Le développement du remorquage à vapeur commence au milieu du xixe s. sur les fleuves et les rivières, le long desquels la traction sur berge est souvent impossible. En revanche, le remorquage est absolument proscrit sur les canaux, dont il détériorerait la cuvette. Sur la Marne, l’Oise et la Seine circulent des remorqueurs à vapeur, puis à moteur propulsés par hélice et tirant des trains de six à neuf péniches. Une puissance variant de 250 à 750 ch suffit généralement sur ces voies à assez faible courant, mais il n’en est pas de même sur le Rhône et le Rhin, où elle peut dépasser 2 000 ch. En raison du faible tirant d’eau à l’étiage, il s’agit là de propulsion initialement par aubes, puis par hélices multiples sous voûte. Les remorqueurs sont en voie de disparition rapide depuis le développement des automoteurs et du poussage. Certains d’entre eux sont d’ailleurs transformés en pousseurs.

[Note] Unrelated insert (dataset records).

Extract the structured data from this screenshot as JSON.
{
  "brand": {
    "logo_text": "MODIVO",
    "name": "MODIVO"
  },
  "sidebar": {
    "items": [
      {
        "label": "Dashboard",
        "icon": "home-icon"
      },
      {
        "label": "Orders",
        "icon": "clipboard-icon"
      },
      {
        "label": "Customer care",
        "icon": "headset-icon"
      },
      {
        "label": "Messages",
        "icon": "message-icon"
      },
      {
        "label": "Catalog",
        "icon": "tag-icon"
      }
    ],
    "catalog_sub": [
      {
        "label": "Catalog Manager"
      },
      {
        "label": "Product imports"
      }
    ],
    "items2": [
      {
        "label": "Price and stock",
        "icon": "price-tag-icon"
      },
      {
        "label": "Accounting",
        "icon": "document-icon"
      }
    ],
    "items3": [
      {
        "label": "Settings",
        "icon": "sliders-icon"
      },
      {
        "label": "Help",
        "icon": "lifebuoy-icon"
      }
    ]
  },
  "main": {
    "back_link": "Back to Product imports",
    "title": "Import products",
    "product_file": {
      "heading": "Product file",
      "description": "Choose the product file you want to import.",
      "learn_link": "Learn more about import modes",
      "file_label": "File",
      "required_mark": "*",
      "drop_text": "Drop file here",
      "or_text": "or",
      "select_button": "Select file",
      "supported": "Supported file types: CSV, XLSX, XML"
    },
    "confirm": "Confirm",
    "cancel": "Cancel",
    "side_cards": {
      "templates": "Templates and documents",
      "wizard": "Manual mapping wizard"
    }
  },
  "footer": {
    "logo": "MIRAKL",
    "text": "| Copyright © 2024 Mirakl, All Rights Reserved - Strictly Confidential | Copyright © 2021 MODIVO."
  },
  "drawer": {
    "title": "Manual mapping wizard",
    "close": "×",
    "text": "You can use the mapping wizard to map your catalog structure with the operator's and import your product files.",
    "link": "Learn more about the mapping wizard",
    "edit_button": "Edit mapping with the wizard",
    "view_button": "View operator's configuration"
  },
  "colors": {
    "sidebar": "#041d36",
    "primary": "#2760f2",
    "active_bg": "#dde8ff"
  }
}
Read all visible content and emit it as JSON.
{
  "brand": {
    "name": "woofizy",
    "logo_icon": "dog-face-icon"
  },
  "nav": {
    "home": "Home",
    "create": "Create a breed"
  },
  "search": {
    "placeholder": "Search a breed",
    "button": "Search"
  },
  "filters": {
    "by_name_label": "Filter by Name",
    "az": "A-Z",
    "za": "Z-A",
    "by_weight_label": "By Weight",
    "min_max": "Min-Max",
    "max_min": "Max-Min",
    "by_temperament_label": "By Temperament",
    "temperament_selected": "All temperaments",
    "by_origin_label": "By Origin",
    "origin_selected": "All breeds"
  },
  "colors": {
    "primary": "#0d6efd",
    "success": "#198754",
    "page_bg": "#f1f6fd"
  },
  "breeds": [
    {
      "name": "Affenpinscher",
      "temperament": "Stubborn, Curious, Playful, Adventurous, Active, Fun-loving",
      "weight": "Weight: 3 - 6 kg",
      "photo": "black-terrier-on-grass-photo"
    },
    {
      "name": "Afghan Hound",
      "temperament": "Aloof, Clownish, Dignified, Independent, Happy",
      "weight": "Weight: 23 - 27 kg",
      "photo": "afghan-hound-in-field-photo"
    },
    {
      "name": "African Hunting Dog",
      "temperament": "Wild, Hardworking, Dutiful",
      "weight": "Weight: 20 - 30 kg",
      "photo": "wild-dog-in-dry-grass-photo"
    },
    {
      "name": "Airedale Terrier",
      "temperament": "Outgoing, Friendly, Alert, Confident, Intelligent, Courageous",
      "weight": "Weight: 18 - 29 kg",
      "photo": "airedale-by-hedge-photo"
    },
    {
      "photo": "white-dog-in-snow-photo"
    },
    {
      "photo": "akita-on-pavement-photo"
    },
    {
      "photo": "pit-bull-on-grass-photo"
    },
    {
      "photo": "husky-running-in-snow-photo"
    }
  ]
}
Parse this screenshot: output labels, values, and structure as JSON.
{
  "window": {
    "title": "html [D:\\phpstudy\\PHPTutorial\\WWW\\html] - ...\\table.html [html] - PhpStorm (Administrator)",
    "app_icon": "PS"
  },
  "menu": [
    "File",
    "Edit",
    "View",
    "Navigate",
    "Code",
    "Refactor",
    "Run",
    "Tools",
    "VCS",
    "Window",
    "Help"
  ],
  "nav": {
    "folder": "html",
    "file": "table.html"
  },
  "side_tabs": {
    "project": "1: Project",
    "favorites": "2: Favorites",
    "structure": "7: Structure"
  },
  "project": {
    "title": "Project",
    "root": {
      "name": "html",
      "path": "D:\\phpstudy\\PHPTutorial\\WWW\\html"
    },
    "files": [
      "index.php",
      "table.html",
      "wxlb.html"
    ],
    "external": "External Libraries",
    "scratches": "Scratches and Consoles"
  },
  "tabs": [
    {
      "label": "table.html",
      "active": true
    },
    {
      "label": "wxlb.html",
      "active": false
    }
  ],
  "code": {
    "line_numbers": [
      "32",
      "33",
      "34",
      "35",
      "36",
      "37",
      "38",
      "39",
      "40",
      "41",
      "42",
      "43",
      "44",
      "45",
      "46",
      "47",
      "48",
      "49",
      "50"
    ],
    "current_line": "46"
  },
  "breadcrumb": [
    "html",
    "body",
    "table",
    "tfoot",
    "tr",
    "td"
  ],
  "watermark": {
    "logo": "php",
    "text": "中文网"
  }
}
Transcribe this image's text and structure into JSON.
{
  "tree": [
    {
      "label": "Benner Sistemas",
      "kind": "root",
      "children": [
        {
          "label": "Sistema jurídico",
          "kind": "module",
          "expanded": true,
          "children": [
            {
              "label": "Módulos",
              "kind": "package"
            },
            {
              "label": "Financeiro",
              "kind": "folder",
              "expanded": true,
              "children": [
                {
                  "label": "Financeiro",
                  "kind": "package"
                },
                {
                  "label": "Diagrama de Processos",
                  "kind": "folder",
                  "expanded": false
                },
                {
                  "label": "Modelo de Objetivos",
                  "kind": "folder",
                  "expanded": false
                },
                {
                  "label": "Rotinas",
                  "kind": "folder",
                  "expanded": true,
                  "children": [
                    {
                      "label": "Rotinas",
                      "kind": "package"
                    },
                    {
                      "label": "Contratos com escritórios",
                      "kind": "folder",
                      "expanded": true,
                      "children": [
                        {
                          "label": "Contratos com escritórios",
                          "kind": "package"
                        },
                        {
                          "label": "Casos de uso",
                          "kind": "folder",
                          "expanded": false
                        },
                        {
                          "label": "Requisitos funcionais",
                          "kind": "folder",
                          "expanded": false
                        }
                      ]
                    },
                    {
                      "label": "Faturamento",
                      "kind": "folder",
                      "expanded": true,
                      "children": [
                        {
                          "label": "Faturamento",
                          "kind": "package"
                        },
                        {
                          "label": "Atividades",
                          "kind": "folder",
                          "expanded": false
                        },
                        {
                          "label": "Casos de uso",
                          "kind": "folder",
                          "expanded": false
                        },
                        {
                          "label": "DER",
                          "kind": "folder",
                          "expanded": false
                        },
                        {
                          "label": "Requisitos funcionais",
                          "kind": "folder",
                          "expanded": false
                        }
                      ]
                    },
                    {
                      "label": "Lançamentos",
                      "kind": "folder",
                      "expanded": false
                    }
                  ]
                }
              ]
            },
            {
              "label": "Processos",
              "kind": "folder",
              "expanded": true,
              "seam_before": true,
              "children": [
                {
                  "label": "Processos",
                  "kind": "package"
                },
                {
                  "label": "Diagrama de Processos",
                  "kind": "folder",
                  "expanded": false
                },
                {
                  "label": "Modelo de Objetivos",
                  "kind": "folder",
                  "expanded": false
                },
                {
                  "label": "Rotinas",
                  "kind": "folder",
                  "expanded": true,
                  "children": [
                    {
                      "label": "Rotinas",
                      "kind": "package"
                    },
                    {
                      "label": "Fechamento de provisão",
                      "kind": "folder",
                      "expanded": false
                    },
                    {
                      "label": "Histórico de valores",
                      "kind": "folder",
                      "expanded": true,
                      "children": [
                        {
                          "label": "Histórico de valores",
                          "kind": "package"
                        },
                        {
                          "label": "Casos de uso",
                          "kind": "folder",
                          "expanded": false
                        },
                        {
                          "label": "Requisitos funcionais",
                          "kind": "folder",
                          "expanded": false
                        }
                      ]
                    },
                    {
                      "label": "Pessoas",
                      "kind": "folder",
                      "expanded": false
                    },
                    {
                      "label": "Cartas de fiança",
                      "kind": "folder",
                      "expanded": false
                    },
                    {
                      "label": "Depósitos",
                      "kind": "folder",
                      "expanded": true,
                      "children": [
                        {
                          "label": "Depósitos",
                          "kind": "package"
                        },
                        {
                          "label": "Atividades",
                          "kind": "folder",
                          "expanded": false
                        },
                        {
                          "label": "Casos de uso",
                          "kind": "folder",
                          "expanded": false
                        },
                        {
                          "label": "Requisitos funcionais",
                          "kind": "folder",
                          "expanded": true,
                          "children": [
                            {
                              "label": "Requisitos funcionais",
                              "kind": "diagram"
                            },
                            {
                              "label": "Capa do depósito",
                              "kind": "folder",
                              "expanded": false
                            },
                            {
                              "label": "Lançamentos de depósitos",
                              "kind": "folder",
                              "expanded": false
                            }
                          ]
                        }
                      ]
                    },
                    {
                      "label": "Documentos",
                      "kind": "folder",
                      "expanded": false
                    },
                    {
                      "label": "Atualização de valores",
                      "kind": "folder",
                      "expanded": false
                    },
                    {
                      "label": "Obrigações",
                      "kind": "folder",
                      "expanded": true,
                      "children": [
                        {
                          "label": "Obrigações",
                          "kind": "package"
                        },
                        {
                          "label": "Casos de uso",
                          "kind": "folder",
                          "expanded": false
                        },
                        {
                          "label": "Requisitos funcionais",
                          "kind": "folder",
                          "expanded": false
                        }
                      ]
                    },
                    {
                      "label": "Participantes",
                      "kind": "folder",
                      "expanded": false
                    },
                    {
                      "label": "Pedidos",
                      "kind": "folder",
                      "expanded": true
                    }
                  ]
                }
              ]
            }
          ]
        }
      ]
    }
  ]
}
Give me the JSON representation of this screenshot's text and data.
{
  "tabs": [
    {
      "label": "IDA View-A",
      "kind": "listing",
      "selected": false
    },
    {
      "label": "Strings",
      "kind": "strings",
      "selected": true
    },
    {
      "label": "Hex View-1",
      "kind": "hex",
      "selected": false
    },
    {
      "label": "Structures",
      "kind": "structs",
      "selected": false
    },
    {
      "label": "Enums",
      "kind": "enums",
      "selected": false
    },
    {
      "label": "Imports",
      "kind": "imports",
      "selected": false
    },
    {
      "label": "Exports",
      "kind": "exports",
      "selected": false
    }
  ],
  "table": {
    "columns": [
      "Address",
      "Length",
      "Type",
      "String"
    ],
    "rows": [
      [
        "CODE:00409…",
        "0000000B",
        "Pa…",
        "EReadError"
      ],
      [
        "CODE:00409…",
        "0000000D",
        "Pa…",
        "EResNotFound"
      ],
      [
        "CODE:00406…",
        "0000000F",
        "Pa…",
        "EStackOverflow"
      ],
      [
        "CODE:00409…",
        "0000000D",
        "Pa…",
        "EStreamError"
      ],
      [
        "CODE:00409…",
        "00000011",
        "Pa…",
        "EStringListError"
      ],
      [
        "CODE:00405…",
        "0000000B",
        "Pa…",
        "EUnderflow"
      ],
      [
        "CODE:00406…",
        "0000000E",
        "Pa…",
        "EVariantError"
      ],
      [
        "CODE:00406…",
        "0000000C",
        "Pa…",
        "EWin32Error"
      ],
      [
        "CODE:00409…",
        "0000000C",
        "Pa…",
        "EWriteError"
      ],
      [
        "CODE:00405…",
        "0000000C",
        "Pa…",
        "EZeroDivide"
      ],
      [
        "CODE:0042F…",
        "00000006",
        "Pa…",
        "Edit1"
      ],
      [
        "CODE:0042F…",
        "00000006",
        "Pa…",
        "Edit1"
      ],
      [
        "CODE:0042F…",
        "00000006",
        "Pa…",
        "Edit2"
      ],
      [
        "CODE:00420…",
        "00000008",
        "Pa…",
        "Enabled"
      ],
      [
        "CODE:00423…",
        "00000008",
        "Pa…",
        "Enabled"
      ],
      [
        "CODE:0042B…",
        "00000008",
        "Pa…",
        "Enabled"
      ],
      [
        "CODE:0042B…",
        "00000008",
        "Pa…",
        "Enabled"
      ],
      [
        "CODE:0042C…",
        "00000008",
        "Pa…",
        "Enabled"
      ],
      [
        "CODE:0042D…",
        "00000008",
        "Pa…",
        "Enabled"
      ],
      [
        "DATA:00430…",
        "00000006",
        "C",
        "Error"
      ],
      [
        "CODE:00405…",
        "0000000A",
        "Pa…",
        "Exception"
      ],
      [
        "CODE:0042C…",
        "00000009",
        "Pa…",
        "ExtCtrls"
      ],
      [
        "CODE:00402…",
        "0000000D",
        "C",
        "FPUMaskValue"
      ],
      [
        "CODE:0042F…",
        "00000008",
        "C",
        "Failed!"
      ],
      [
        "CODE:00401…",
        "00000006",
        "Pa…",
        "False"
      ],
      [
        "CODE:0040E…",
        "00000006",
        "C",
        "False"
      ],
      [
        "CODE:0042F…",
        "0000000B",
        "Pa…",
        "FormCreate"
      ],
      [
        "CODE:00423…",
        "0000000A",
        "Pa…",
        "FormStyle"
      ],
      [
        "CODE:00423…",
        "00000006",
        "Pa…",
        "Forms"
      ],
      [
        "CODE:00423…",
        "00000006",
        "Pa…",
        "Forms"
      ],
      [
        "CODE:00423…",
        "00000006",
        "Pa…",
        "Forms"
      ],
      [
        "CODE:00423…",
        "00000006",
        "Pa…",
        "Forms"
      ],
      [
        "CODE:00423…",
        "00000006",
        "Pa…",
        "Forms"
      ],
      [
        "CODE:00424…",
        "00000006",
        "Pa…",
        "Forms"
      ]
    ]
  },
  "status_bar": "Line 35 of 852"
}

• Bateaux remorqués et automoteurs. La structure et les dimensions des bateaux porteurs remorqués dépendent de la nature du trafic qu’ils assurent et des caractéristiques des voies d’eau sur lesquelles ils circulent. Il s’agit, en général pour la France, de bateaux à fond plat et de faible hauteur, dont le type de beaucoup le plus répandu est la péniche flamande (longueur 38,50 m, largeur 5 m, creux 2,50 m à 3 m, port en lourd maximal 400 t). La construction en bois, encore générale en 1914, est depuis abandonnée au profit de l’acier. Ces péniches correspondent aux normes des voies d’eau de première catégorie du plan Freycinet (1879), mais sur la Seine, le Rhône et le Rhin se rencontrent de grands chalands appartenant notamment au type qui s’est le plus couramment généralisé entre les deux guerres aussi bien en Allemagne, en Belgique, en Hollande qu’en France. Longs de 80 m et larges de 9,50 m, ils peuvent porter de 1 350 à 1 500 t. Quant à l’automoteur, bien qu’impliquant un investissement et un coût d’exploitation plus élevés que ceux d’un bateau tracté, il présente, du fait de son autonomie, une grande souplesse d’utilisation. Il est aussi plus rapide que les convois remorqués. Le nombre des automoteurs s’est accru très rapidement entre les deux guerres, mais le développement du poussage fait maintenant décroître son importance sur les voies à grand gabarit.


Le poussage

Ce procédé, appliqué depuis longtemps aux États-Unis, reçoit en France ses premières applications en 1957. Il consiste à former un convoi composé d’un pousseur de forme rectangulaire et de plusieurs barges, étroitement liées entre elles, généralement deux par deux. Le rendement énergétique est supérieur à celui du remorquage, et ce procédé présente certains avantages de manœuvre. L’effectif nécessaire est très réduit, car il n’y a personne sur les barges poussées. D’autre part, on peut naviguer nuit et jour en procédant à des relèves d’équipages incompatibles avec le régime de travail de la batellerie traditionnelle et, notamment, le logement à bord des familles. L’utilisation courante du radar donne une meilleure sécurité. L’ensemble de ces dispositions aboutit à une forte réduction de la durée du transport. Bien que le plein effet des avantages offerts par le poussage ne soit obtenu que sur les voies permettant la circulation de grands convois, certaines applications en sont possibles ailleurs. Il existe des barges pouvant être munies d’un groupe motopropulseur amovible, ce qui permet leur autopropulsion sur les canaux et leur poussage sur les grandes voies. Enfin, sur certaines voies secondaires, on peut pratiquer le poussage d’une péniche par un automoteur. Sur la Seine, la longueur des barges courantes est d’une soixantaine de mètres et leur port en lourd de 1 800 t. Sur le Rhin et la Moselle, leur longueur est généralement de 76,50 m et leur port en lourd peut dépasser 2 000 t lorsque le niveau du fleuve permet l’enfoncement correspondant.